Глава третья

Глава третья

О хитром замысле иудеев, благодаря которому было сожжено много римлян. – Дальнейшее описание страшного голода.

1. Мятежники в храме не только продолжали открытую борьбу с расположенными на валах солдатами, но 27-го панема провели еще военную хитрость. Они заполнили промежутки между балками и кровлей западной галереи сухими дровами, асфальтом и смолой, а затем удалились, делая вид, что устали бороться. Многие, менее осторожные римляне в своей горячности пустились преследовать отступавших и с помощью лестницы вскочили на галерею, но рассудительные, которым неожиданное отступление иудеев показалось лишенным всякого разумного основания, остались на месте. И действительно, лишь только галерея наполнилась [391] вторгнувшимися, иудеи подожгли ее со всех сторон. Внезапно вспыхнувшее пламя навело панику на стоявших вне опасности римлян и ввергло в отчаяние находившихся внутри галереи. Объятые со всех сторон огнем, одни бросались назад, в город, другие к неприятелям, но прыгая с галереи в надежде спасти себя, они ломали себе члены. В большинстве случаев попытки к бегству предупреждались огнем, а иные предупреждали огонь мечом. Распространившийся повсюду огонь быстро охватил также и тех, которые уже умерли иной смертью. Как ни негодовал Цезарь против несчастных, без приказания взобравшихся на галерею, он все-таки чувствовал и жалость к ним, тем более, что никто не мог оказать им никакой помощи. И это было утешением для погибавших, ибо они видели, как убивается по них тот, которому они принесли себя в жертву, как он силится ободрить их, как он призывает всех окружающих оказывать им возможную помощь. Эти призывы, эту скорбь Цезаря каждый принимал как погребальную почесть и умирал с радостью. Некоторые, впрочем, спасались от огня на широкую стену портика, но здесь они были окружены иудеями и после долгого сопротивления, которое они оказали, невзирая на свои тяжелые раны, погибли, наконец, все.

2. Самым последним из них пал юноша по имени Лонг. Его доблесть послужила украшением этого злосчастного происшествия. Из всех погибших здесь достопамятным образом он оказался храбрейшим.
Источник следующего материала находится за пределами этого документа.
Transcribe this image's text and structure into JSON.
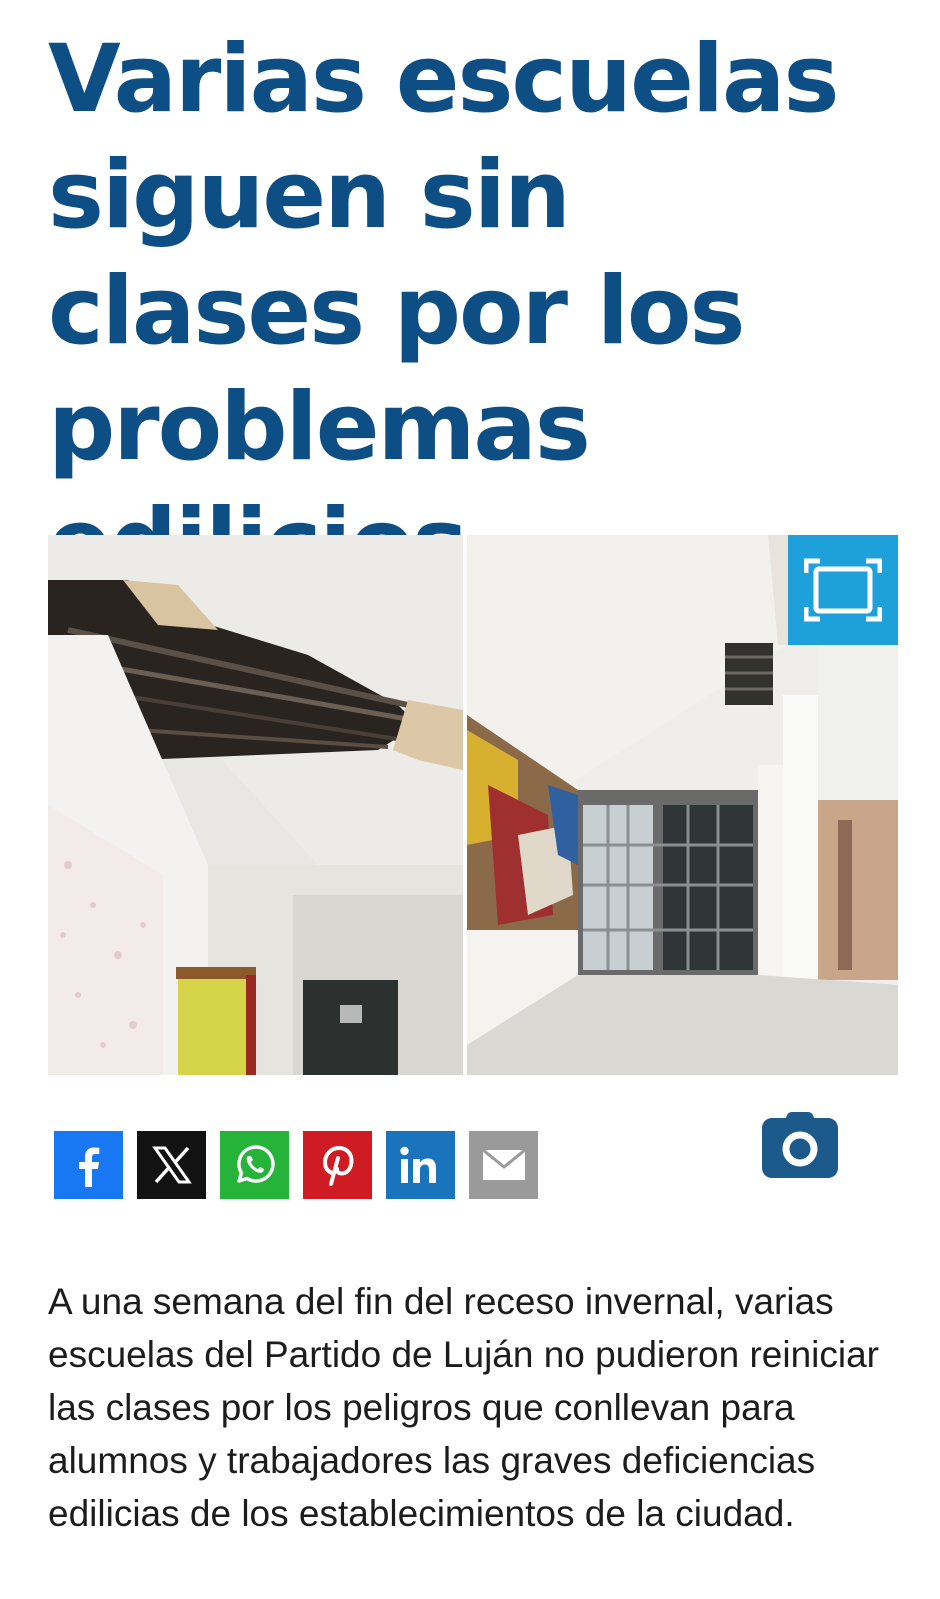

Иудеи, удивляясь его смелости й желая овладеть им, убеждали его сойти и ввериться им на слово, но, с другой стороны, брат его Корнелий заклинал его не позорить себя и римского войска. Он послушался брата и на виду обеих армий размахнулся своим мечом и заколол себя. Из людей, охваченных пламенем, спасся один, по имени Арторий, благодаря такой хитрости. Он крикнул своему товарищу по палатке, Луцию, громким голосом: «Я назначаю тебя наследником всего моего состояния, если ты подойдешь и подхватишь меня». Тот с радостью подбежал к нему, но в то время, когда прыгнувший на него остался невредим, сам он тяжестью его так сильно был придавлен к мостовой, что на месте умер. Описанный случай хотя и подавил на минуту дух римлян, но в то же время сделал их более осторожными на будущее; он принес им ту пользу, что они отныне не поддавались ни на какие хитрости иудеев, от которых они, вследствие незнания местности и людей, с которыми имели дело, так часто терпели. Сама галерея сгорела до Иоанновой башни, называемой так по имени Иоанна, который построил ее над выходными [392] воротами колоннады Ксиста во время своей борьбы с Симоном. То, что уцелело от огня, иудеи разрушили, покрывая развалинами тела погибших. На следующий день римляне, в свою очередь, сожгли еще всю северную галерею до восточной. Угол, в который упирались обе эти галереи, возвышался над самым глубоким местом Кидронской долины. В таком положении находилась ближайшая окрестность храма.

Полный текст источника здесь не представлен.